Pindrop observes that ‘phone fraud rates are essentially the same in all major economically developed countries, especially the U.S. and U.K.’ I won’t try to summarize the whole paper, but it does make some interesting points about the impact of technology in terms of spoofing and VoIP, and the growing use of cell phones.

However, it’s worth noting that there isn’t necessarily an exact correlation between types of scam reported in the US and here in the UK. For instance, various types of UK-targeted Payment Protection Insurance (PPI) scam like these and these may share some characteristics with scams seen in the US, but don’t – as far as I know – have a precise equivalent. Similarly, some UK student loan scams may be significantly different to those commonly reported in the US. And though I still get the occasional tech support scam call here in the UK, the volume of such calls seems to have declined dramatically in recent years.

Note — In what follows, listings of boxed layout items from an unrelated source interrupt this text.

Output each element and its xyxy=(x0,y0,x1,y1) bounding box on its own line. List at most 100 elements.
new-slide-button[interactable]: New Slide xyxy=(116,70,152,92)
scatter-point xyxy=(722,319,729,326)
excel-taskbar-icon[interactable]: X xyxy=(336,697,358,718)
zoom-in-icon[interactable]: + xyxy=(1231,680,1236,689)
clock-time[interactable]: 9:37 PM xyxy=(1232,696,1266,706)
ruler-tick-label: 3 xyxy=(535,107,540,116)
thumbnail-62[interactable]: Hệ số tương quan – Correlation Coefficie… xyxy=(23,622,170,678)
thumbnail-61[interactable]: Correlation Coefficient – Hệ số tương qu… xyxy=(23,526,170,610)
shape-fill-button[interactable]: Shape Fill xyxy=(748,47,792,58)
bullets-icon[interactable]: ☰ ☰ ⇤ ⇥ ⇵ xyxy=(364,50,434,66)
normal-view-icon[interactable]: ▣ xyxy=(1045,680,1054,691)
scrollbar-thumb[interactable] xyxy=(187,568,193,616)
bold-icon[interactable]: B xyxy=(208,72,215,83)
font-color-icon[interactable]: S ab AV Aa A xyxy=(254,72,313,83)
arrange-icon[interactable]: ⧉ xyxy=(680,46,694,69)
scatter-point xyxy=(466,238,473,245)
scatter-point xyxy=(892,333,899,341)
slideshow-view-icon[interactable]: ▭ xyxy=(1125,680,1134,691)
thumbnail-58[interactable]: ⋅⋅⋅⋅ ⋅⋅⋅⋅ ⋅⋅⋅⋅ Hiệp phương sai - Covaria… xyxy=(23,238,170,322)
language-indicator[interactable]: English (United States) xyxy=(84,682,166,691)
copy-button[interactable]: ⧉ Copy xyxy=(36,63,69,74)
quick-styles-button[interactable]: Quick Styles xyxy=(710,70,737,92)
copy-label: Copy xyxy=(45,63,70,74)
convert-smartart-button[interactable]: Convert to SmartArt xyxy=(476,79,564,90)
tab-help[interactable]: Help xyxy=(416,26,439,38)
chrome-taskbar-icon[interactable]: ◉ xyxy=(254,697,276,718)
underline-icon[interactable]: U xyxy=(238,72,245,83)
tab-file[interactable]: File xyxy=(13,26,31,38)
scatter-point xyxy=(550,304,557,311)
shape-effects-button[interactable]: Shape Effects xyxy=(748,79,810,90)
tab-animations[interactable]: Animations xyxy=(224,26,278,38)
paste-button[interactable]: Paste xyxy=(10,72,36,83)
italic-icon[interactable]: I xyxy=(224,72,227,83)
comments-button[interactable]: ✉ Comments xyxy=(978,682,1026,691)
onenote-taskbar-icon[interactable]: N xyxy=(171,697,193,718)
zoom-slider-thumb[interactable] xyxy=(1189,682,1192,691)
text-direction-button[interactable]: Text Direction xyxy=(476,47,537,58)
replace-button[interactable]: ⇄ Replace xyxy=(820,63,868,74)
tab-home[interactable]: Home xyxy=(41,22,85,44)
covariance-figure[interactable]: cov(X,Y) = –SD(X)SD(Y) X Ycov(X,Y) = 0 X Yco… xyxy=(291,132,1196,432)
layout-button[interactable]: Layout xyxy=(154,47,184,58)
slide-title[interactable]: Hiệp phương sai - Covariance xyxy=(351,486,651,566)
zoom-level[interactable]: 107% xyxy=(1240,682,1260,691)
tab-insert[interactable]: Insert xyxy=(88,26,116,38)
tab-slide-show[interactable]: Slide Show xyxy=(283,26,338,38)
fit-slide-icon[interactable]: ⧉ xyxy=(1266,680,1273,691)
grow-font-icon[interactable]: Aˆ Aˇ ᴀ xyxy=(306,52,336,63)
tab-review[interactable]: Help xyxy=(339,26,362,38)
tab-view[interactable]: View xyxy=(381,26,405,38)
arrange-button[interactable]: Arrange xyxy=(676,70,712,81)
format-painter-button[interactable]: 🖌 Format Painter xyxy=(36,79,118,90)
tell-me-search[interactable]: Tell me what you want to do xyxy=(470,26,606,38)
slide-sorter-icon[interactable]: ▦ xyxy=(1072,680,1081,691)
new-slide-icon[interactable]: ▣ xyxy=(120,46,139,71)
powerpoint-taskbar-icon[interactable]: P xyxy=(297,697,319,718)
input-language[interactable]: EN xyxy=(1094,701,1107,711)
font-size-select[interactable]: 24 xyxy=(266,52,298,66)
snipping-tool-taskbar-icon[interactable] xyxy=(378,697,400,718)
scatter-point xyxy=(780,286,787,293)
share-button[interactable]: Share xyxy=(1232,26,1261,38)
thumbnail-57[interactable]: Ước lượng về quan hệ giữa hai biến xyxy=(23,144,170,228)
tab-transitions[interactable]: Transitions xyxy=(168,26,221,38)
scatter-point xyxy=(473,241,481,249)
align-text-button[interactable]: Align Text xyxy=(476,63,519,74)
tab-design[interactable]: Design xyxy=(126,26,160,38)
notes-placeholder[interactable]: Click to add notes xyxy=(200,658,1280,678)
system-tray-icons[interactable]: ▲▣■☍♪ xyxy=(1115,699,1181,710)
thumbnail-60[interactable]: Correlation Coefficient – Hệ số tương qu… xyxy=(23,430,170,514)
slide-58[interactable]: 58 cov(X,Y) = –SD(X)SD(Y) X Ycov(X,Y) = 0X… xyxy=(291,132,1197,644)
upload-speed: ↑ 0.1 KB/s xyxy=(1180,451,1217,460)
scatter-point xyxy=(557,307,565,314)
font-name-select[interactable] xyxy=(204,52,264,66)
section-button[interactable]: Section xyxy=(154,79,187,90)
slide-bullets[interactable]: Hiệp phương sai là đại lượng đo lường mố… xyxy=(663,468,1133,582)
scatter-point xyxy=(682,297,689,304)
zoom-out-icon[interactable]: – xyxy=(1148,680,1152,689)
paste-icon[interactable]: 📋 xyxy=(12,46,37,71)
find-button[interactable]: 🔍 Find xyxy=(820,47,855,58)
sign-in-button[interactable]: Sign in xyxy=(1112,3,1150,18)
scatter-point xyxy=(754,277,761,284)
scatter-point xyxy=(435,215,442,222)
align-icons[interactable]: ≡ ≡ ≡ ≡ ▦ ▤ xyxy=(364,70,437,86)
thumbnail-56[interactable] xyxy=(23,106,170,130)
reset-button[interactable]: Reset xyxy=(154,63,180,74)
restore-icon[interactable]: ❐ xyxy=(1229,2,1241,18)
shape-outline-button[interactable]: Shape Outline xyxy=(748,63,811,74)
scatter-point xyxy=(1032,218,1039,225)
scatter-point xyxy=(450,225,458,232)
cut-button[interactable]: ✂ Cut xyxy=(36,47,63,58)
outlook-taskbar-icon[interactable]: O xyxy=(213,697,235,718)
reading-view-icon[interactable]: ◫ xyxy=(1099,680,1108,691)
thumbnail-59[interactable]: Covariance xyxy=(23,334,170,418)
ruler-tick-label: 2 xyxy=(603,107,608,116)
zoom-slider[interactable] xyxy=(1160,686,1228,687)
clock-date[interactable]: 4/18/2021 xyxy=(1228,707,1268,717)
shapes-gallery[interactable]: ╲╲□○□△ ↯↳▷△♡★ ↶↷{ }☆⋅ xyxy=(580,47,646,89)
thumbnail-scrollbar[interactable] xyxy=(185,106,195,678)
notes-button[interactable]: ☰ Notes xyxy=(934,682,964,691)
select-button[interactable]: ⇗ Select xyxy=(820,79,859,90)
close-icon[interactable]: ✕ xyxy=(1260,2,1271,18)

*Interesting though these reports are, there are some caveats to bear in mind as regards the accuracy of the data:

  • The Consumer Sentinel data are drawn directly from a database of complaints made to the FTC, various law enforcement agencies, other governmental and non-governmental departments, the Council of Better Business Bureaus (on behalf of all North American BBBs), and so on. As the Consumer Sentinel report states: ‘The 2014 Consumer Sentinel Network Data Book is based on unverified complaints reported by consumers. The data is not based on a consumer survey.’ This doesn’t make the report less interesting or useful, but it does mean that the information is reliant on the individual complainant’s good intentions and ability to interpret correctly what actually happened in the course of a telephone exchange and after. If the data were drawn from a survey the survey team would have attempted to select a range of respondents as representative as possible of the total population at risk and weight and verify the data accordingly. Hopefully.
  • The Pindrop data are collected by a proprietary ‘online complaint collection tool’ for the aggregation of data regarding ‘suspicious’ phone numbers as reported in ‘hundreds of complaint sites, online communities, and Web forums’. While there’s a great deal of interesting and useful information to be gathered this way, similar caveats apply as in the case of the Consumer Sentinel Network report. There is the additional complication that online forums are known to be vulnerable to infestation by groups paid to promote services and causes or to denigrate rivals. But that’s a topic I’ll probably return to in a separate article.